Il problema è stato più volte
affrontato da ASPE Carige (si vedano da ultimo i Comunicati n. 262 e 264 del
2023 nonché n.276 del 19/9/24),ed ora
torna di piena attualità a seguito del recentissimo studio effettuato dalla
CIDA, in collaborazione con il Centro
Studi e Ricerche Itinerari Previdenziali, diretto dall’ex Segretario di Stato
Prof. Alberto Brambilla, uno dei maggiori esperti italiani in materia
previdenziale (che in passato venne anche in Carige a parlare di questo
argomento, nel contesto della nostra precedente previdenza integrativa).
Questo studio si è concentrato
sulla quantificazione delle perdite di potere di acquisto prospettiche
(prossimi 10 anni) delle pensioni INPS
di importo superiore ai sopra citati 2500 euro lordi mensili, a fronte delle
attuali limitazioni di legge (che gli ultimi vari governi hanno costantemente
introdotto per fare cassa, specialmente negli anni in cui l’inflazione è stata
di molto superiore a quella attuale), particolarmente pesanti anche perché
applicate all’intero reddito pensionistico e non per scaglioni, come in
passato.
In sostanza questo nuovo studio
ha rilevato che oltre alla già consolidata e nota perdita del potere di acquisto delle pensioni
dall’inizio dell’anno 2000 ad oggi (pari
a circa il 25% per i trattamenti pensionistici medio-alti), i criteri da ultimo
introdotti nel 2024 dal Governo comporteranno una perdita nei prossimi 10 anni
di un importo compreso tra i 13.000 e 115.000 euro per le pensioni mensili
comprese tra i 2.500 e 10.000 euro lordi
mensili (ossia pari ad un netto compreso tra i 2.000 e 6.000 mensili circa ).

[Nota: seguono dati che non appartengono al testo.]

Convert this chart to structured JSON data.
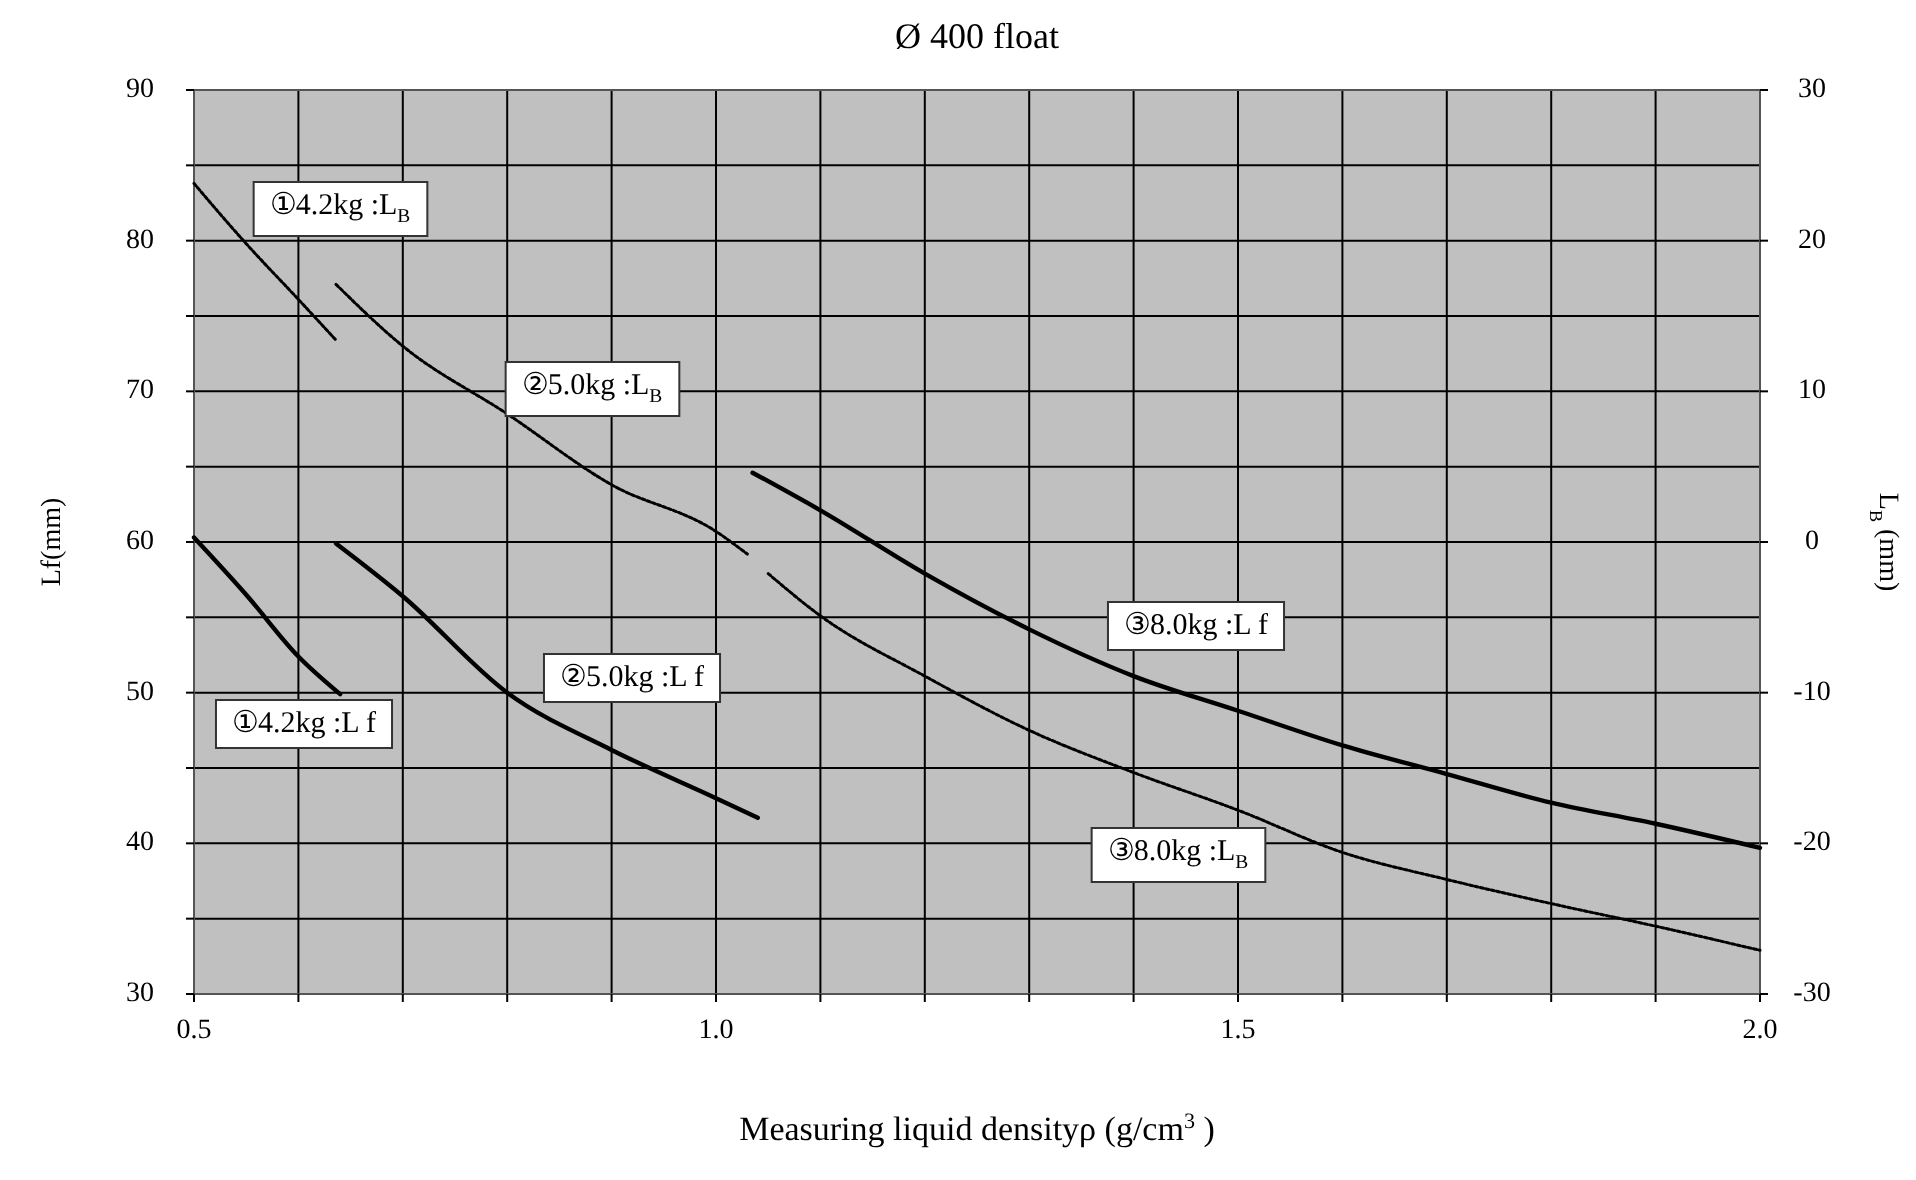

Il legislatore da tempo (metà
anni ’90) aveva altresì abolito le migliorative rivalutazioni pensionistiche
contrattuali previste dalla previdenza integrativa aziendali, che invece,
secondo le previsioni del nostro FIP,
avrebbero eliminato gli effetti negativi delle suddette limitazioni delle
pensioni INPS.
Anche la Corte Costituzionale – a
cui sono ricorse alcune associazioni di pensionati, CIDA per prima – ha
recentemente di fatto avvallato le
limitazioni di legge alle rivalutazioni pensionistiche, sostanzialmente condividendo il pensiero del
legislatore, per cui dovrebbero
essere i pensionati più abbienti a
dovere supportare le pensioni di importo contenuto (sic): è quindi evidente che
la maggior parte degli attuali giudici
costituzionali non vuole contraddire (come invece avvenuto in passato) lo specifico operato delle forze
politiche e legislative che nei fatti li
hanno nominati.
In questo contesto purtroppo non
possiamo che prendere atto di quanto sopra, peraltro con l’auspicio di un cambiamento che comporti il legittimo
mantenimento del potere di acquisto delle pensioni tutte, specialmente nei
confronti di chi ha versato congrui contributi, tenendo presente che lo studio
CIDA in argomento ha rilevato che “1,8
milioni di pensionati con redditi lordi annui da 35.000 euro in su garantiscono da soli il 46,33 % dell’IRPEF dell’intera categoria (pari a 16.305.624
pensionati complessivi), eppure sono proprio loro i più colpiti dai tagli e
dalla mancata rivalutazione. Al contrario chi ha versato pochi o nessun
contributo è stato pienamente tutelato dall’inflazione”.